Biasanya dia melihat dari adanya kulit topeng bagian dalam yang menghitam karena tumpukan keringat dan daki dari si pemakainya. “Selain itu, goresan-goresan di dalamnya juga menandakan bahwa topeng itu asli”, tambahnya sambil mengelus-elus bagian dalam topeng.

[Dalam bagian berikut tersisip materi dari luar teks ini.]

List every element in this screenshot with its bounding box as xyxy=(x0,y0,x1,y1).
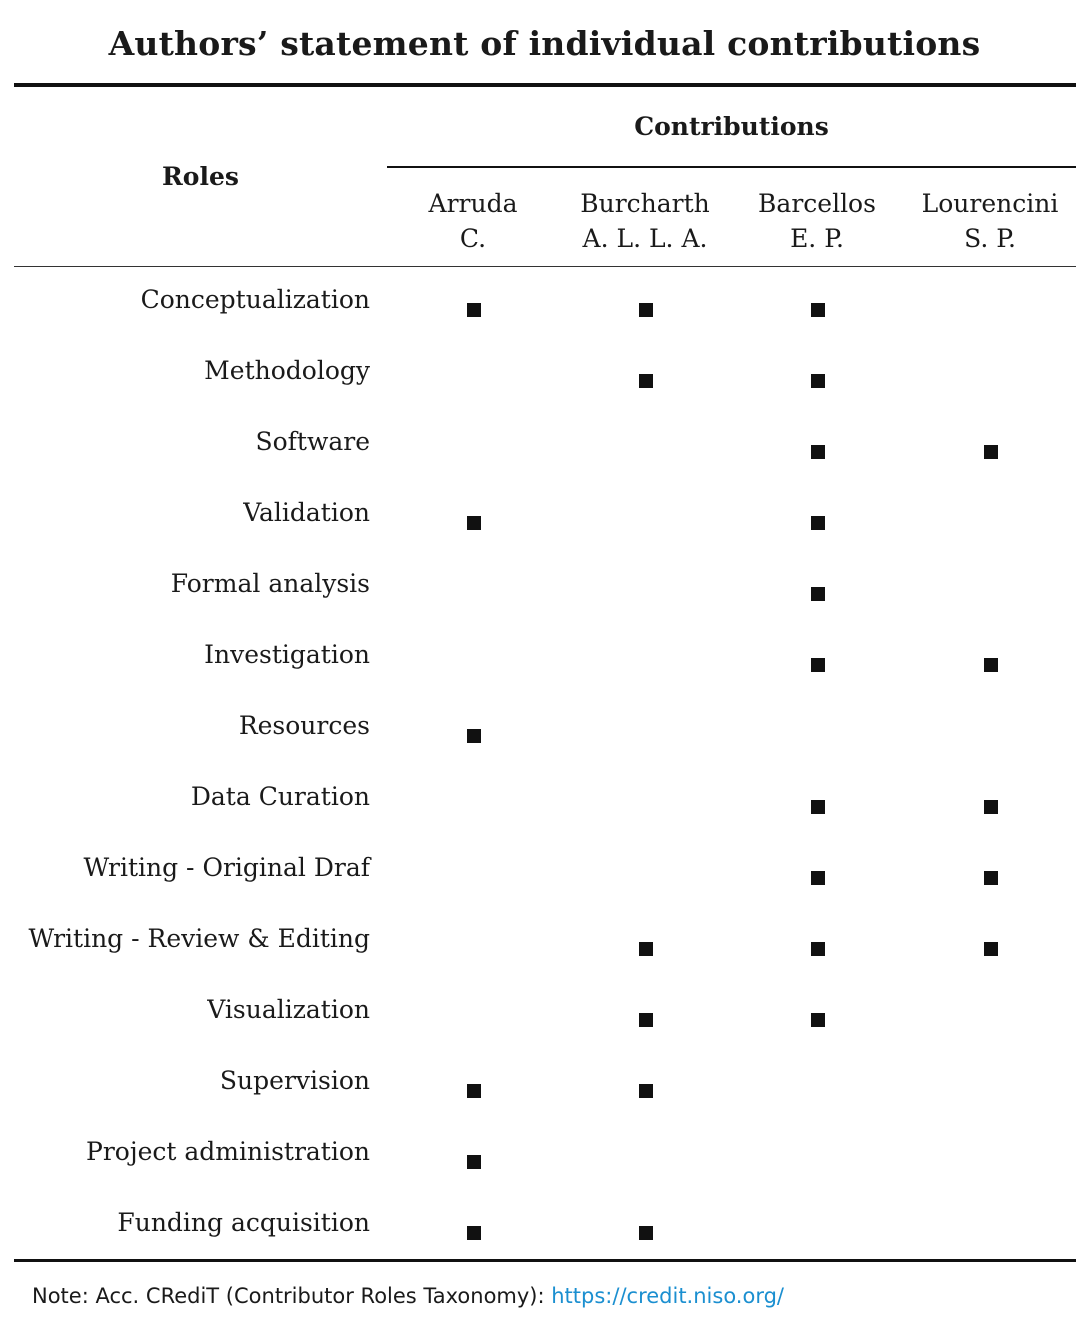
contribution-mark xyxy=(984,942,998,956)
table-row xyxy=(0,1124,1089,1195)
table-row xyxy=(0,414,1089,485)
role-label: Investigation xyxy=(204,640,370,669)
contribution-mark xyxy=(467,1084,481,1098)
contribution-mark xyxy=(467,516,481,530)
contribution-mark xyxy=(639,1013,653,1027)
table-row xyxy=(0,769,1089,840)
contribution-mark xyxy=(984,445,998,459)
table-note xyxy=(32,1284,784,1308)
author-header-arruda xyxy=(387,186,559,256)
roles-header: Roles xyxy=(162,162,239,191)
table-row xyxy=(0,911,1089,982)
contribution-mark xyxy=(811,587,825,601)
table-row xyxy=(0,698,1089,769)
contribution-mark xyxy=(811,1013,825,1027)
table-row xyxy=(0,627,1089,698)
contribution-mark xyxy=(811,303,825,317)
note-text: Note: Acc. CRediT (Contributor Roles Taxonomy): xyxy=(32,1284,552,1308)
contribution-mark xyxy=(639,1084,653,1098)
header-rule xyxy=(14,266,1076,267)
contributions-rule xyxy=(387,166,1076,168)
table-row xyxy=(0,982,1089,1053)
role-label: Software xyxy=(255,427,370,456)
contribution-mark xyxy=(984,658,998,672)
contribution-mark xyxy=(639,942,653,956)
contribution-mark xyxy=(467,1226,481,1240)
contribution-mark xyxy=(467,303,481,317)
author-name: Lourencini xyxy=(921,189,1059,218)
author-header-burcharth xyxy=(559,186,731,256)
table-row xyxy=(0,485,1089,556)
table-row xyxy=(0,840,1089,911)
credit-link[interactable]: https://credit.niso.org/ xyxy=(551,1284,784,1308)
table-row xyxy=(0,272,1089,343)
author-name: Arruda xyxy=(428,189,518,218)
contribution-mark xyxy=(639,374,653,388)
role-label: Writing - Original Draf xyxy=(83,853,370,882)
top-rule xyxy=(14,83,1076,87)
contribution-mark xyxy=(467,729,481,743)
contributions-header: Contributions xyxy=(634,112,829,141)
author-header-barcellos xyxy=(731,186,903,256)
role-label: Funding acquisition xyxy=(117,1208,370,1237)
author-initials: E. P. xyxy=(790,224,844,253)
contribution-mark xyxy=(467,1155,481,1169)
contribution-mark xyxy=(811,374,825,388)
contribution-mark xyxy=(984,800,998,814)
role-label: Formal analysis xyxy=(170,569,370,598)
table-row xyxy=(0,343,1089,414)
author-initials: C. xyxy=(459,224,487,253)
author-name: Barcellos xyxy=(758,189,876,218)
role-label: Resources xyxy=(238,711,370,740)
table-title: Authors’ statement of individual contributions xyxy=(108,24,981,63)
role-label: Conceptualization xyxy=(140,285,370,314)
role-label: Visualization xyxy=(207,995,370,1024)
role-label: Validation xyxy=(243,498,370,527)
role-label: Methodology xyxy=(204,356,370,385)
contribution-mark xyxy=(984,871,998,885)
contribution-mark xyxy=(811,658,825,672)
role-label: Project administration xyxy=(86,1137,370,1166)
author-initials: S. P. xyxy=(964,224,1016,253)
author-name: Burcharth xyxy=(580,189,710,218)
contribution-mark xyxy=(811,871,825,885)
bottom-rule xyxy=(14,1259,1076,1262)
role-label: Data Curation xyxy=(190,782,370,811)
contribution-mark xyxy=(811,445,825,459)
contribution-mark xyxy=(811,800,825,814)
contribution-mark xyxy=(811,942,825,956)
contribution-mark xyxy=(811,516,825,530)
role-label: Writing - Review & Editing xyxy=(28,924,370,953)
contribution-mark xyxy=(639,303,653,317)
author-header-lourencini xyxy=(904,186,1076,256)
table-row xyxy=(0,1195,1089,1266)
author-initials: A. L. L. A. xyxy=(582,224,708,253)
contribution-mark xyxy=(639,1226,653,1240)
role-label: Supervision xyxy=(219,1066,370,1095)
table-row xyxy=(0,556,1089,627)
table-row xyxy=(0,1053,1089,1124)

Dari sekian banyak topeng yang dimilikinya, ada satu topeng yang menurutnya sangat unik. Topeng itu berujud Panji yang memiliki bentuk kepala seperti Buddha. Jadi sepintas tampak seperti patung kepala Buddha. Reno mengaku, yang membuat topeng Budha ini unik adalah bentuknya yang menyerupai Buddha, padahal di Cina sendiri Buddha tidak pernah diwujudkan dalam bentuk topeng. “Ini asli Jawa. Asal tahu saja, di Cina, Buddha tidak dibikinkan topeng, mas.”, akunya.
Karena usia topeng-topeng yang dimiliki Reno cenderung tua, maka tidak heran jika, serbuk-serbuk rayap sering muncul, namun untuk mengantisipasinya, Reno tidak sampai membayar pegawai untuk mengatasinya. Cukup dirinya sendiri yang menyemprot-topeng-topeng itu dengan obat anti rayap, meskipun diakuinya itu tidak sering. Selain itu faktor usia juga mempengaruhi daya tahan kayu topeng itu. Tidak sedikit pula topeng-topeng milik Reno yang patah karena kayunya lapuk.
Ketika ditanya, apakah koleksinya dijual atau tidak. Reno hanya tersenyum. Dia mengaku bahwa baginya mengoleksi topeng bukan untuk bisnis. “Sering orang asing ke sini untuk menanyakan harga topeng-topeng saya. Tapi saya ga bisa kasih. Ya... karena memang tidak dijual”, jelasnya.